Além disso, o documento encaminhado inicialmente pela polícia não continha pedidos formais de prisão, busca e apreensão ou solicitação de urgência, o que também foi apontado como falha no procedimento.
Uso do plantão noturno também foi criticado
Outro ponto questionado pela Justiça foi o envio do pedido de medidas cautelares para análise durante o plantão noturno do Judiciário.
De acordo com o tribunal, embora a investigação tenha sido concluída em horário comercial, os pedidos foram assinados ao meio-dia de um sábado e encaminhados apenas às 19h38, direcionados ao plantão judicial.
Para o TJ, o plantão noturno deve ser utilizado apenas em situações de extrema urgência, como risco imediato à vida ou medidas que precisem ser executadas durante a madrugada. A corte classificou a estratégia como uma “manobra” processual.
Nesse momento, o Ministério Público se manifestou contra a análise do caso durante o plantão. O promotor de plantão avaliou que a situação não se enquadrava nas hipóteses de urgência e deveria ser analisada pelo juiz natural responsável pelo processo.
Pedido correto foi feito posteriormente
A Promotoria apresentou denúncia contra os quatro investigados maiores de idade no dia 12 de fevereiro. A acusação foi aceita pela Vara da Infância e Juventude em 26 de fevereiro, quando foram decretadas as prisões preventivas.
Em relação ao adolescente, o tribunal afirmou que, mesmo com o processo já tramitando na Vara da Infância, a polícia aguardou 18 dias antes de procurar novamente o plantão noturno para pedir a busca e apreensão do jovem.
O pedido foi novamente negado. Apenas na segunda-feira (2) a solicitação considerada correta pelo tribunal foi apresentada.
Na quinta-feira (5), o Ministério Público concordou com a internação do adolescente, e a Vara da Infância e Juventude autorizou a medida.
Polícia Civil nega irregularidades
Em nota, a Polícia Civil afirmou que seguiu o trâmite regular e que a investigação foi conduzida com “rigor técnico, celeridade e absoluto compromisso com a responsabilização dos envolvidos”.
A corporação também declarou que não possui controle sobre o sistema de distribuição de processos do tribunal, que seria totalmente automatizado.
“Os inquéritos policiais são remetidos ao Judiciário e cabe ao próprio sistema do tribunal realizar a distribuição e tramitação”, informou a instituição.
Adolescente é apontado como mentor do crime
O delegado Ângelo Lages, titular da 12ª Delegacia de Polícia, em Copacabana, afirmou que o adolescente investigado seria o principal articulador do crime.

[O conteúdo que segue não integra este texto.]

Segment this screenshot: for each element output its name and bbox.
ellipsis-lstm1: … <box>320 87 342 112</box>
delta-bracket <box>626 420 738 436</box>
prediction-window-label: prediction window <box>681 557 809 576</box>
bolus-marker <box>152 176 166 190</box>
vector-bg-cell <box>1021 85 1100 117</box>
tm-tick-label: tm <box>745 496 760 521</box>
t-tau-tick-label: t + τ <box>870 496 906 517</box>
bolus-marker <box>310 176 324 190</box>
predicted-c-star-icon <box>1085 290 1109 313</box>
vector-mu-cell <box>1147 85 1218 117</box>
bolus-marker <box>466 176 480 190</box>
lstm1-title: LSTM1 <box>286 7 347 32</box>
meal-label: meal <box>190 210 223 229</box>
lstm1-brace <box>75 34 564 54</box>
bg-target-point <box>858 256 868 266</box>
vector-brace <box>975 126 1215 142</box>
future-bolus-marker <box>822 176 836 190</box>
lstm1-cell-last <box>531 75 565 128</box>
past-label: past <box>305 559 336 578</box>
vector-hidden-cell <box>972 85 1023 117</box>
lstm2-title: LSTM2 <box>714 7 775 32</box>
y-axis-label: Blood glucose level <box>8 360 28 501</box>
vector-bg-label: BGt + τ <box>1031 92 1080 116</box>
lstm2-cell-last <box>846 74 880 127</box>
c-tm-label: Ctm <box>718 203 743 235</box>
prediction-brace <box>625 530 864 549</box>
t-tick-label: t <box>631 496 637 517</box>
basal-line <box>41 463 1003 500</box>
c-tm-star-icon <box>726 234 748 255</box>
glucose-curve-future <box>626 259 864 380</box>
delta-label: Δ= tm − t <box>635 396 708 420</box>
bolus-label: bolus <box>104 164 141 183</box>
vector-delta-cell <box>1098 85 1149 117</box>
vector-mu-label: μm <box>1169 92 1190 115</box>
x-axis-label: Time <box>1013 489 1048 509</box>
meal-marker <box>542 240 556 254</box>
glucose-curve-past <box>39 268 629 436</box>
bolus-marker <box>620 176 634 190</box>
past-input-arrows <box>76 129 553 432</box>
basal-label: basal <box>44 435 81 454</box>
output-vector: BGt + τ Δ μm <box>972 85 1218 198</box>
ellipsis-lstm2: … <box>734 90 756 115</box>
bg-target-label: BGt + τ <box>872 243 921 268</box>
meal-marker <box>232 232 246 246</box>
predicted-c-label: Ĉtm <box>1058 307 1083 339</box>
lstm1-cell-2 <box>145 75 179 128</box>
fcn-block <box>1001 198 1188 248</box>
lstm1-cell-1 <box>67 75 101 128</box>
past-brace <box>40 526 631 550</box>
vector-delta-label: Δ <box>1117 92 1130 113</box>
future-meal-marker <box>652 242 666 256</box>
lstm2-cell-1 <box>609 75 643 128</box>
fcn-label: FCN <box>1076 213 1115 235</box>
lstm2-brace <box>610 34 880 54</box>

Segundo a investigação, ele mantinha um relacionamento com a vítima e teria atraído a jovem para um apartamento no bairro, onde os outros quatro suspeitos já estariam esperando.
Nesta quinta-feira (5), policiais civis cumpriram dois mandados de busca e apreensão em endereços ligados ao adolescente nos bairros de Copacabana e São Cristóvão, mas ele não foi localizado.
A polícia também investiga relatos de que o jovem, ainda em liberdade, teria feito ameaças e tentado intimidar pessoas ligadas ao caso.
Além do episódio ocorrido em janeiro, outros dois supostos crimes semelhantes estão sendo investigados. Um deles teria ocorrido em 2023, quando tanto o adolescente quanto a vítima tinham 14 anos.